Selain menjaga aspek keamanan, Linjam juga menangani berbagai permasalahan teknis yang kerap dihadapi jemaah, seperti koper tertukar atau hilang. Petugas akan membantu proses pencarian hingga pengembalian barang milik jemaah.

“Termasuk jika ada koper yang tertukar, Linjam akan membantu mencarikan dan menyelesaikan,” tambahnya.

Perlindungan juga diberikan dalam mobilitas jemaah, khususnya saat perjalanan dari hotel menuju Masjid Nabawi. Pengamanan dilakukan untuk memastikan jemaah dapat berangkat dan kembali dengan aman tanpa kendala.

Dari total 60 personel, masing-masing sektor ditempatkan tiga petugas Linjam. Sementara itu, di Seksus terdapat 32 personel yang dibagi ke dalam lima pos pengamanan di area Masjid Nabawi.

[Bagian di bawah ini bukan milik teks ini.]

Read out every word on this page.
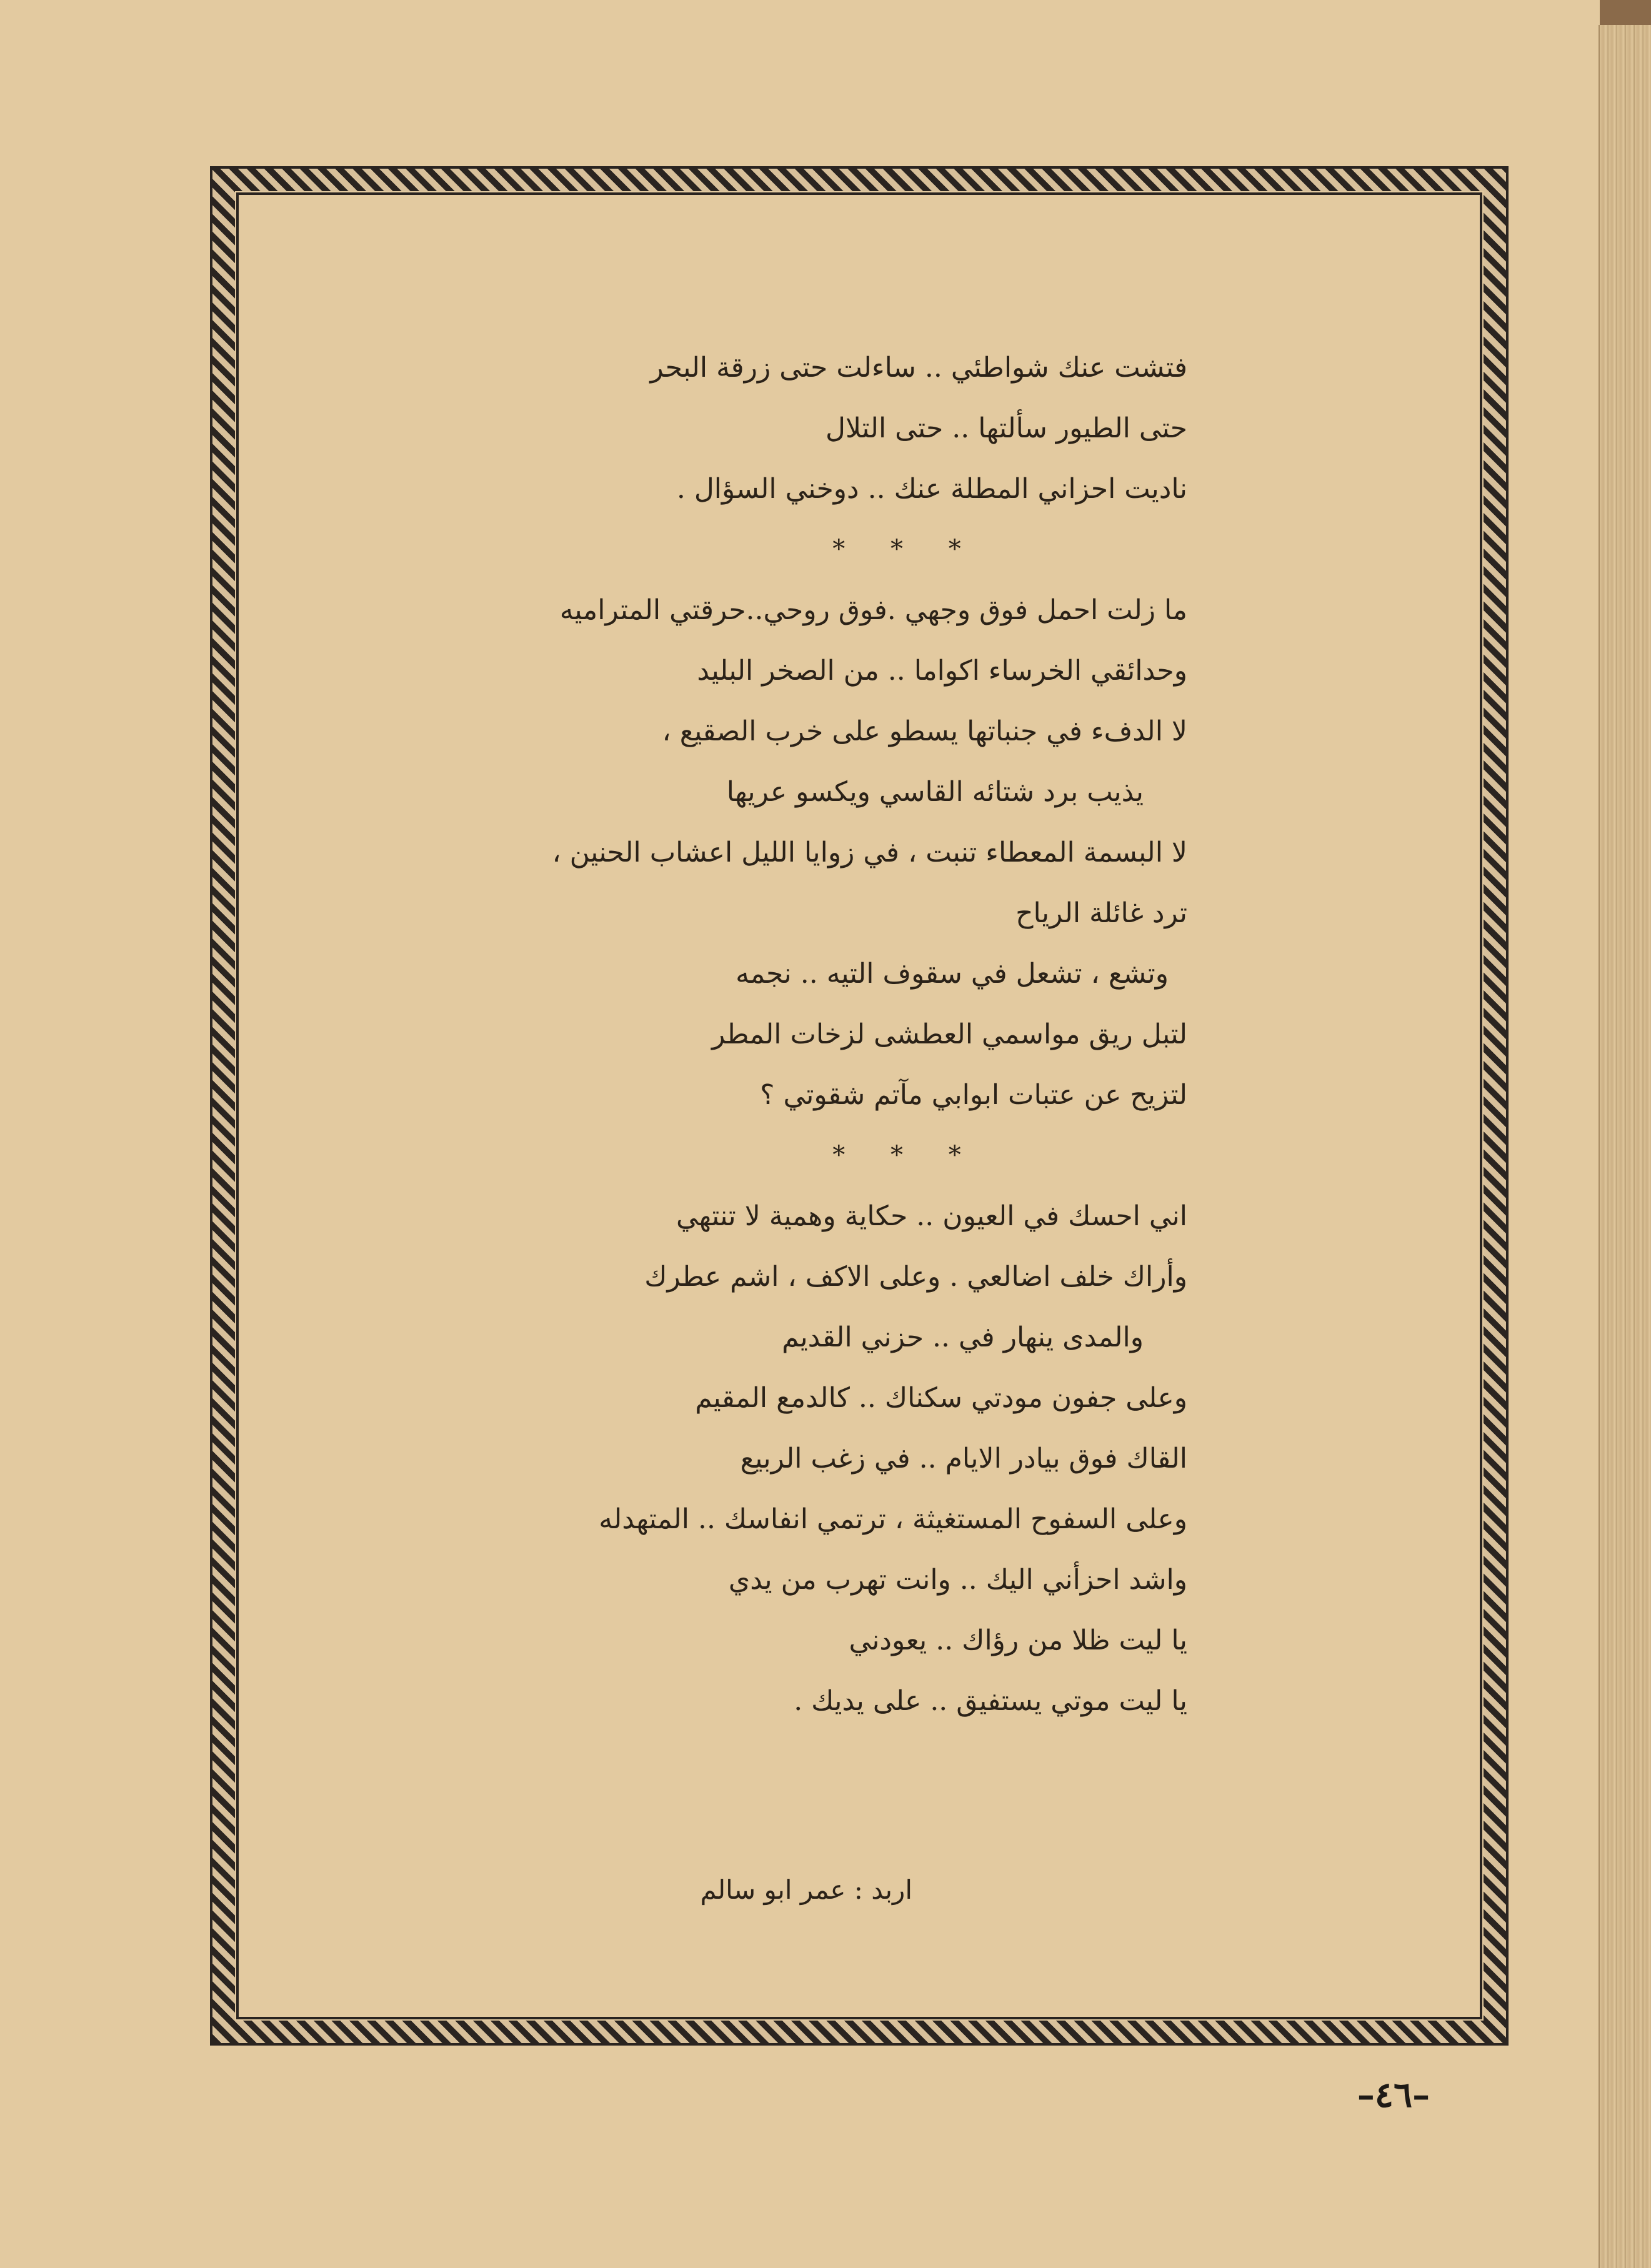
فتشت عنك شواطئي .. ساءلت حتى زرقة البحر
حتى الطيور سألتها .. حتى التلال
ناديت احزاني المطلة عنك .. دوخني السؤال .
* * *
ما زلت احمل فوق وجهي .فوق روحي..حرقتي المتراميه
وحدائقي الخرساء اكواما .. من الصخر البليد
لا الدفء في جنباتها يسطو على خرب الصقيع ،
يذيب برد شتائه القاسي ويكسو عريها
لا البسمة المعطاء تنبت ، في زوايا الليل اعشاب الحنين ،
ترد غائلة الرياح
وتشع ، تشعل في سقوف التيه .. نجمه
لتبل ريق مواسمي العطشى لزخات المطر
لتزيح عن عتبات ابوابي مآتم شقوتي ؟
* * *
اني احسك في العيون .. حكاية وهمية لا تنتهي
وأراك خلف اضالعي . وعلى الاكف ، اشم عطرك
والمدى ينهار في .. حزني القديم
وعلى جفون مودتي سكناك .. كالدمع المقيم
القاك فوق بيادر الايام .. في زغب الربيع
وعلى السفوح المستغيثة ، ترتمي انفاسك .. المتهدله
واشد احزأني اليك .. وانت تهرب من يدي
يا ليت ظلا من رؤاك .. يعودني
يا ليت موتي يستفيق .. على يديك .
اربد : عمر ابو سالم
–٤٦–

Adapun lima pos Linjam tersebar di titik-titik strategis, yakni Pintu 336 (Pos 1), Pintu 328 (Pos 2), Pintu 310 (Pos 3), Pintu 360 (Pos 4), serta area Raudhah (Pos 5). Seluruh pos tersebut beroperasi selama 24 jam penuh.

“Di Masjid Nabawi terdapat lima pos Linjam yang siaga 24 jam penuh untuk melayani dan melindungi jemaah,” ungkapnya.

Ali juga mengimbau jemaah agar tidak bepergian sendirian saat menuju masjid, melainkan menggunakan sistem berpasangan atau rombongan kecil (buddy system) guna menghindari terpisah dari rombongan.

Selain itu, ia menekankan pentingnya menjaga identitas jemaah, khususnya kartu Nusuk, agar selalu dibawa dan tidak tertinggal.

“Jangan sampai kartu Nusuk hilang atau tertinggal, karena itu penting untuk kelancaran ibadah,” tegasnya.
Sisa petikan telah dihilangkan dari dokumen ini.